Trump’s team obviously want this thing passed and done so they can get settled back in before having to worry about another spending bill. As we saw in 2017, it’s unlikely that anyone outside of Rand Paul or Thomas Massie would oppose any spending requested by the Trump White House. Mike Johnson broke many of his own preferences with dealing with spending bills to get this to the floor, and is now getting the full Trump treatment being blamed for it. I don’t doubt what Vance wrote about wanting the debt ceiling expansion to happen under Biden, even if that is a brazenly hypocritical thing to say (“we know we have to raise the debt ceiling, we just don’t want to do it.”)
What stuns me, though, is how cowardly Donald Trump is. He lost this bill because his assortment of grafting groupies, led by Elon Musk, started tweeting against it. The more jello-spined among the House GOP began responding, the Fox News base-train started rolling, and only then did Trump come out against it. Then he had his hapless vice president-elect tweet a statement claiming that they had concerns with the “Democrat” elements of the bill but sullenly admitting they do need to pass a continuing resolution of some kind, pretty please. Trump didn’t immediately put out a statement though, and when he did he seemed to tank the whole effort - threatening Republicans who vote even for a “clean CR” without extra riders needed to help pass the bill with a primary in 2026 unless they also pass a debt ceiling increase, mirroring the statement Vance put out. He did this because he understands something many who look at the Trump-era GOP from the outside don’t: this isn’t a Trump cult.

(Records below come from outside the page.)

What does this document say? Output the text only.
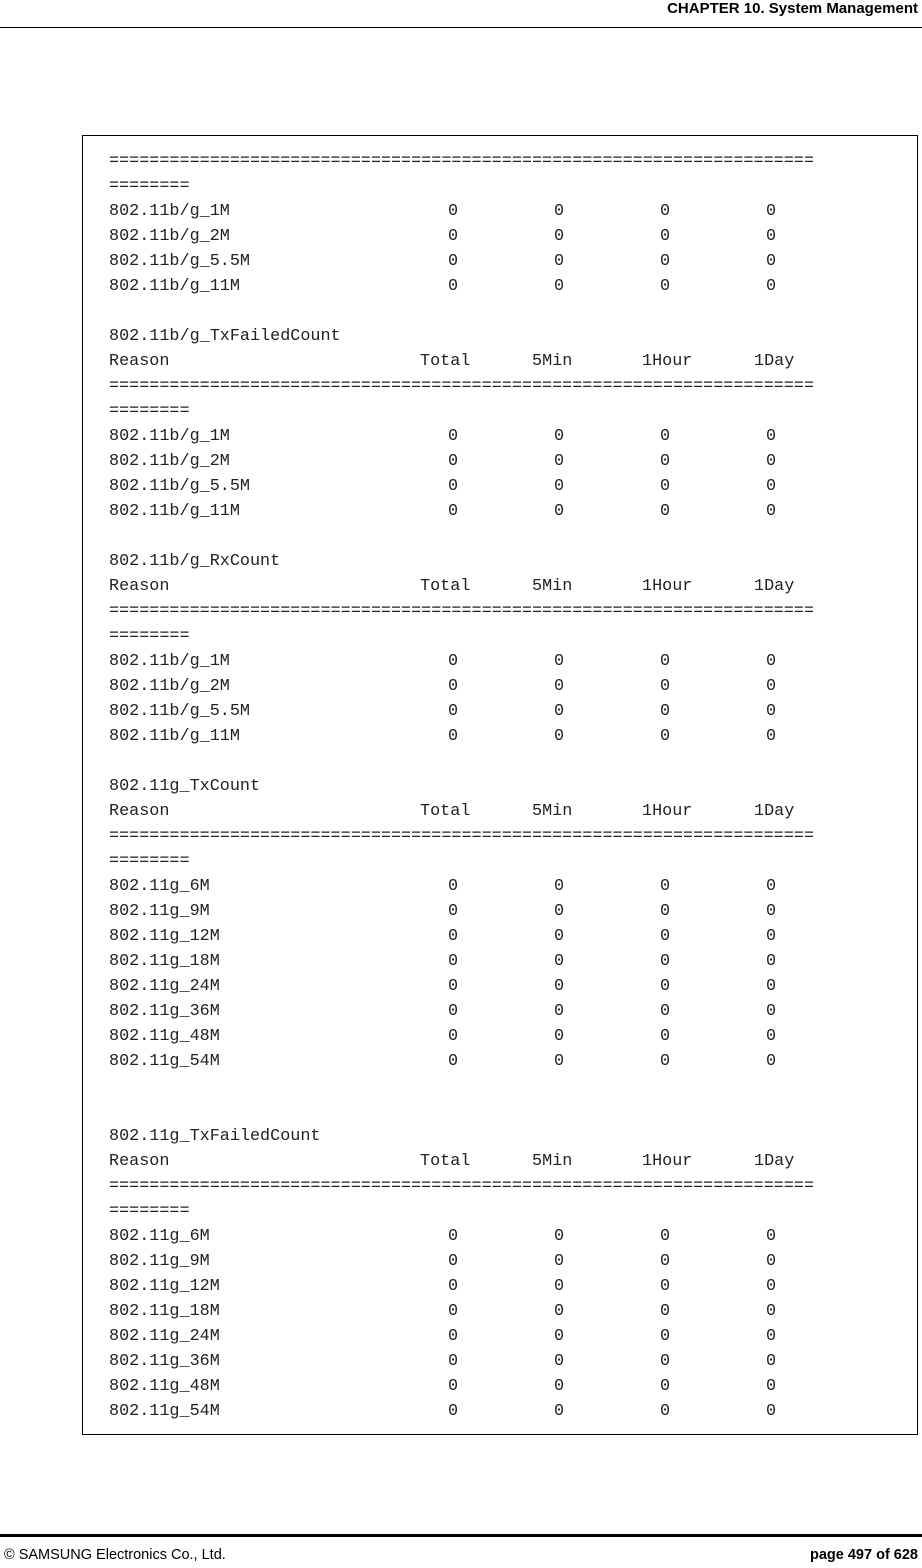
CHAPTER 10. System Management
======================================================================
========
802.11b/g_1M	0	0	0	0
802.11b/g_2M	0	0	0	0
802.11b/g_5.5M	0	0	0	0
802.11b/g_11M	0	0	0	0
802.11b/g_TxFailedCount
Reason	Total	5Min	1Hour	1Day
======================================================================
========
802.11b/g_1M	0	0	0	0
802.11b/g_2M	0	0	0	0
802.11b/g_5.5M	0	0	0	0
802.11b/g_11M	0	0	0	0
802.11b/g_RxCount
Reason	Total	5Min	1Hour	1Day
======================================================================
========
802.11b/g_1M	0	0	0	0
802.11b/g_2M	0	0	0	0
802.11b/g_5.5M	0	0	0	0
802.11b/g_11M	0	0	0	0
802.11g_TxCount
Reason	Total	5Min	1Hour	1Day
======================================================================
========
802.11g_6M	0	0	0	0
802.11g_9M	0	0	0	0
802.11g_12M	0	0	0	0
802.11g_18M	0	0	0	0
802.11g_24M	0	0	0	0
802.11g_36M	0	0	0	0
802.11g_48M	0	0	0	0
802.11g_54M	0	0	0	0
802.11g_TxFailedCount
Reason	Total	5Min	1Hour	1Day
======================================================================
========
802.11g_6M	0	0	0	0
802.11g_9M	0	0	0	0
802.11g_12M	0	0	0	0
802.11g_18M	0	0	0	0
802.11g_24M	0	0	0	0
802.11g_36M	0	0	0	0
802.11g_48M	0	0	0	0
802.11g_54M	0	0	0	0
© SAMSUNG Electronics Co., Ltd.	page 497 of 628
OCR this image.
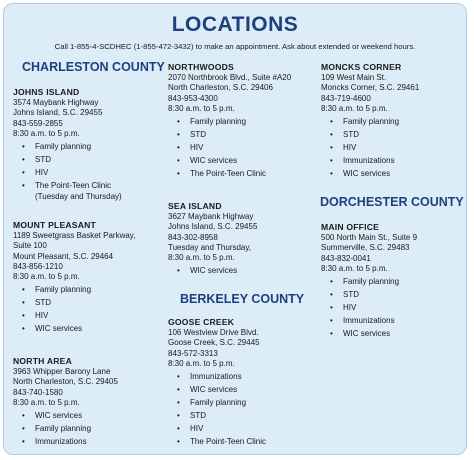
LOCATIONS
Call 1-855-4-SCDHEC (1-855-472-3432) to make an appointment. Ask about extended or weekend hours.
CHARLESTON COUNTY
BERKELEY COUNTY
DORCHESTER COUNTY
JOHNS ISLAND
3574 Maybank Highway
Johns Island, S.C. 29455
843-559-2855
8:30 a.m. to 5 p.m.
• Family planning
• STD
• HIV
• The Point-Teen Clinic
(Tuesday and Thursday)
MOUNT PLEASANT
1189 Sweetgrass Basket Parkway,
Suite 100
Mount Pleasant, S.C. 29464
843-856-1210
8:30 a.m. to 5 p.m.
• Family planning
• STD
• HIV
• WIC services
NORTH AREA
3963 Whipper Barony Lane
North Charleston, S.C. 29405
843-740-1580
8:30 a.m. to 5 p.m.
• WIC services
• Family planning
• Immunizations
NORTHWOODS
2070 Northbrook Blvd., Suite #A20
North Charleston, S.C. 29406
843-953-4300
8:30 a.m. to 5 p.m.
• Family planning
• STD
• HIV
• WIC services
• The Point-Teen Clinic
SEA ISLAND
3627 Maybank Highway
Johns Island, S.C. 29455
843-302-8958
Tuesday and Thursday,
8:30 a.m. to 5 p.m.
• WIC services
GOOSE CREEK
106 Westview Drive Blvd.
Goose Creek, S.C. 29445
843-572-3313
8:30 a.m. to 5 p.m.
• Immunizations
• WIC services
• Family planning
• STD
• HIV
• The Point-Teen Clinic
MONCKS CORNER
109 West Main St.
Moncks Corner, S.C. 29461
843-719-4600
8:30 a.m. to 5 p.m.
• Family planning
• STD
• HIV
• Immunizations
• WIC services
MAIN OFFICE
500 North Main St., Suite 9
Summerville, S.C. 29483
843-832-0041
8:30 a.m. to 5 p.m.
• Family planning
• STD
• HIV
• Immunizations
• WIC services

It’s popular to say that Trump runs the party like a cult. Anything he does is popular, right, and the party can change its opinions on issues on a dime. The truth is a lot more complex. The Republican Party is, like the Democrats, not run by one man, one TV network, one ideology. It’s run by a bunch of activists and donors and voters, who decide what the priorities are. It’s easy to blame Trump, blame Murdoch, blame Bush (I believe you should always blame Bush). In reality, there are plenty of examples where Trump himself has changed opinions to match the party, as opposed to the more widely-documented examples of him changing the party. He was pro-choice before running for president. Most notably, he of course started Operation Warp Speed, which led to the creation of the initial COVID vaccines, something which he clearly wanted to be a part of his legacy but has ignored and gone the other way on as his voter base became more anti-vaccine. More recently his administration seems to be moving to the far-left on processed food, sounding more like an elite EV-driving Whole Foods shopper than the president who invited a championship football team to dine on fast food during a government shutdown.
There is a misconception that his voters won’t ever abandon him, and on behavior or corruption issues I think that’s right. I disagree that his voters won’t leave him on ideological grounds - it’s just that he is a good enough politician, with few ideological moors other than immigration and tariffs, already popular among his base, to sail in the direction he feels he needs to. That does give outsize influence to others like Elon Musk, who commands a slightly different ideological group of nutjobs and weirdos (we call them the New Blue Checks) who right now attach themselves to Trumpism. There is no guarantee that they will remain on Trump’s side, and today’s actions seem to indicate that Trump understands that threat.
Note: in transparency, the original version of this article was written before Trump put out a statement urging the House Republicans to pass a CR with a debt ceiling increase, mirroring Vance’s statement. One paragraph has been updated as a result since it happened literally an hour after publication.